If it is important to you that you get identical-to-the-last-bit numeric results you'll have to concern yourself with more than just GCC and how you can control its behaviour. You'll need to lock down the libraries it calls, the hardware it runs on and probably a number of other factors I haven't thought of yet. In the worst (?) case you may even want to, and I've seen this done, write your own implementations of f-p maths to guarantee bit-identity across platforms. This is difficult, and therefore expensive, and leaves you possibly less certain of the correctness of your own code than of the code usd by GCC.
However, you write
I don't care that much about the precision for this particular code, so I can be fine with reduced precision if this brings reliability
which prompts the question to you -- why don't you simply use 5-decimal-digit precision as your standard of (reduced) precision ? It's what an awful lot of us in numerical computing do all the time; we ignore the finer aspects of numerical analysis since they are difficult, and costly in computation time, to circumvent. I'm thinking of things like interval arithmetic and high-precision maths. (OF course, if 5 is not right for you, choose another single-digit number.)
But the good news is that this is entirely justifiable: we're dealing with scientific data which, by its nature, comes with errors attached (of course we generally don't know what the errors are but that's another matter) so it's OK to disregard the last few digits in the decimal representation of, say, a 64-bit f-p number. Go right ahead and ignore a few more of them. Even better, it doesn't matter how many bits your f-p numbers have, you will always lose some precision doing numerical calculations on computers; adding more bits just pushes the errors back, both towards the least-significant-bits and towards the end of long-running computations.
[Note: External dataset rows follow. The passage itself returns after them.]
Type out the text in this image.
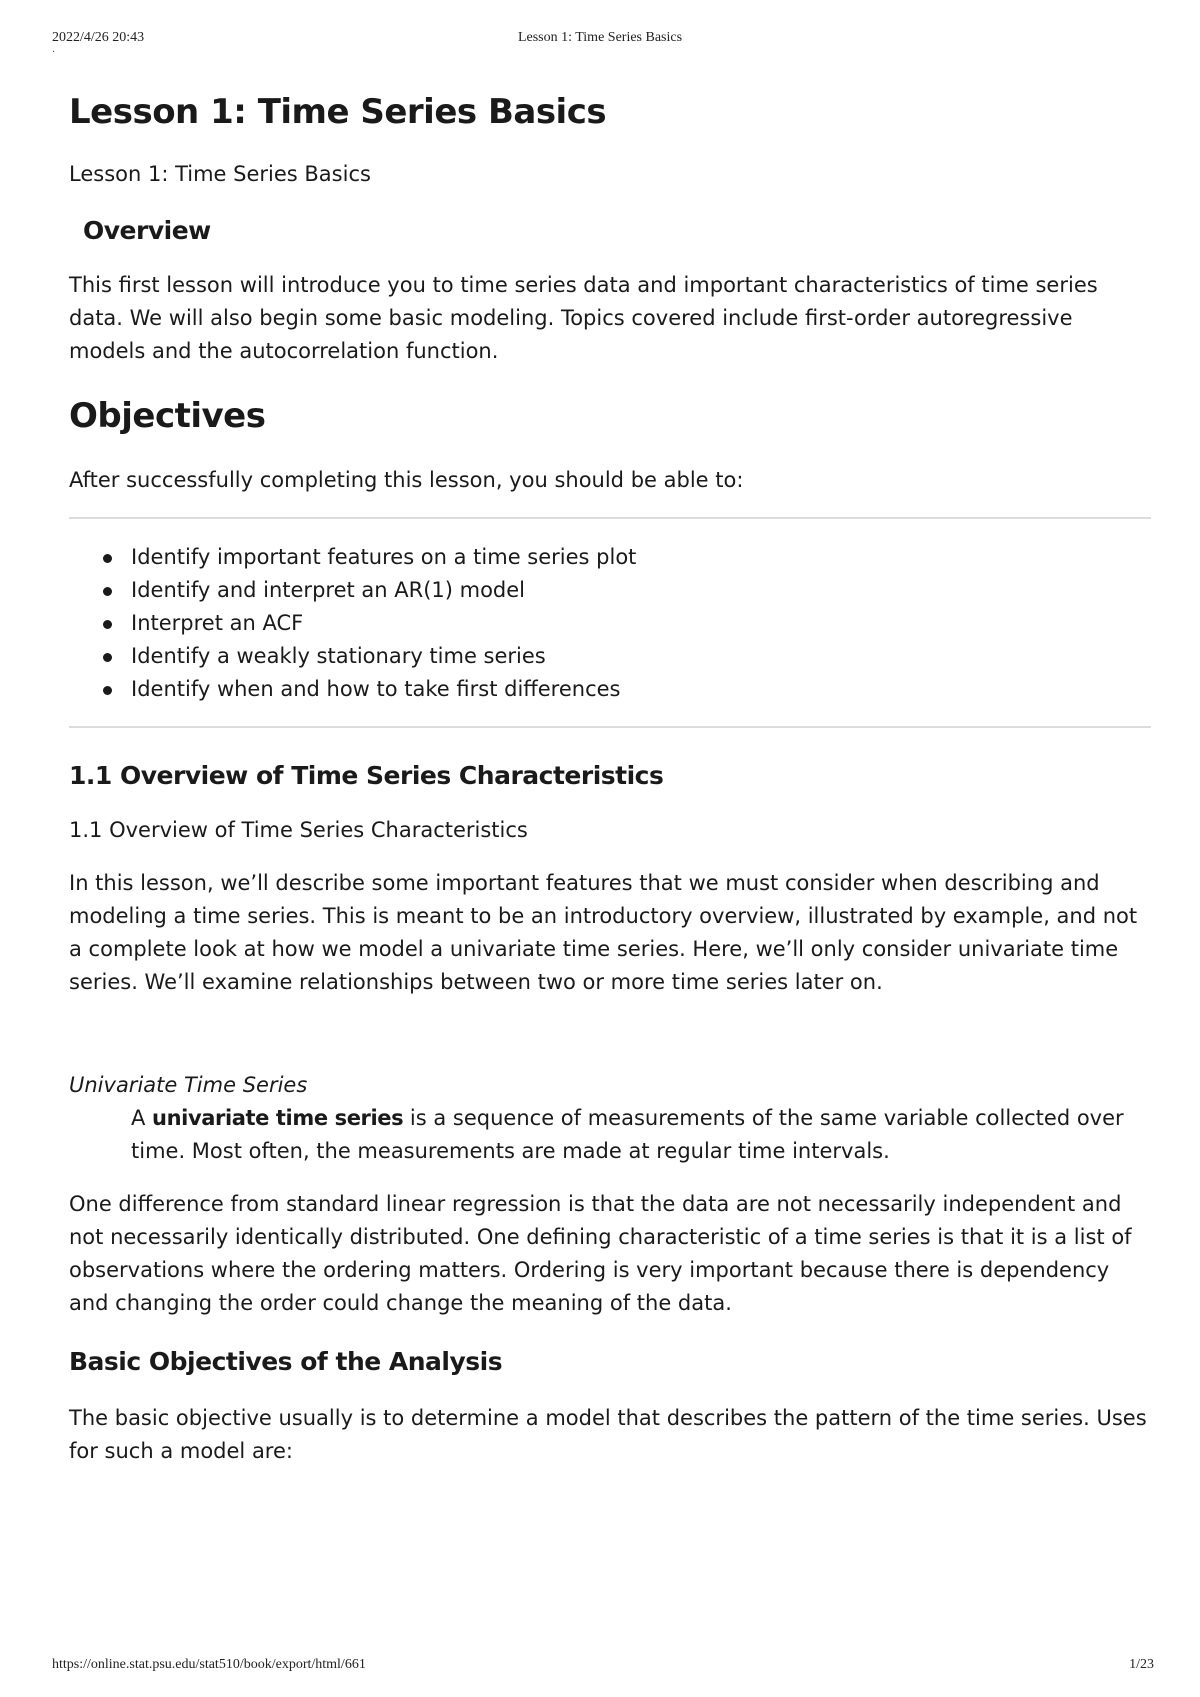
2022/4/26 20:43	Lesson 1: Time Series Basics
.
Lesson 1: Time Series Basics

Lesson 1: Time Series Basics

Overview

This first lesson will introduce you to time series data and important characteristics of time series data. We will also begin some basic modeling. Topics covered include first-order autoregressive models and the autocorrelation function.

Objectives

After successfully completing this lesson, you should be able to:

Identify important features on a time series plot
Identify and interpret an AR(1) model
Interpret an ACF
Identify a weakly stationary time series
Identify when and how to take first differences
1.1 Overview of Time Series Characteristics

1.1 Overview of Time Series Characteristics

In this lesson, we’ll describe some important features that we must consider when describing and modeling a time series. This is meant to be an introductory overview, illustrated by example, and not a complete look at how we model a univariate time series. Here, we’ll only consider univariate time series. We’ll examine relationships between two or more time series later on.

Univariate Time Series
A univariate time series is a sequence of measurements of the same variable collected over time. Most often, the measurements are made at regular time intervals.

One difference from standard linear regression is that the data are not necessarily independent and not necessarily identically distributed. One defining characteristic of a time series is that it is a list of observations where the ordering matters. Ordering is very important because there is dependency and changing the order could change the meaning of the data.

Basic Objectives of the Analysis

The basic objective usually is to determine a model that describes the pattern of the time series. Uses for such a model are:

https://online.stat.psu.edu/stat510/book/export/html/661	1/23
The case you have to watch out for is where you have such a poor algorithm, or a poor implementation of an algorithm, that it loses lots of precision quickly. This usually shows up with any reasonable size of f-p number. Your test suite should have exposed this if it is a real problem for you.
To conclude: you have to deal with loss of precision in some way and it's not necessarily wrong to brush the finer details under the carpet.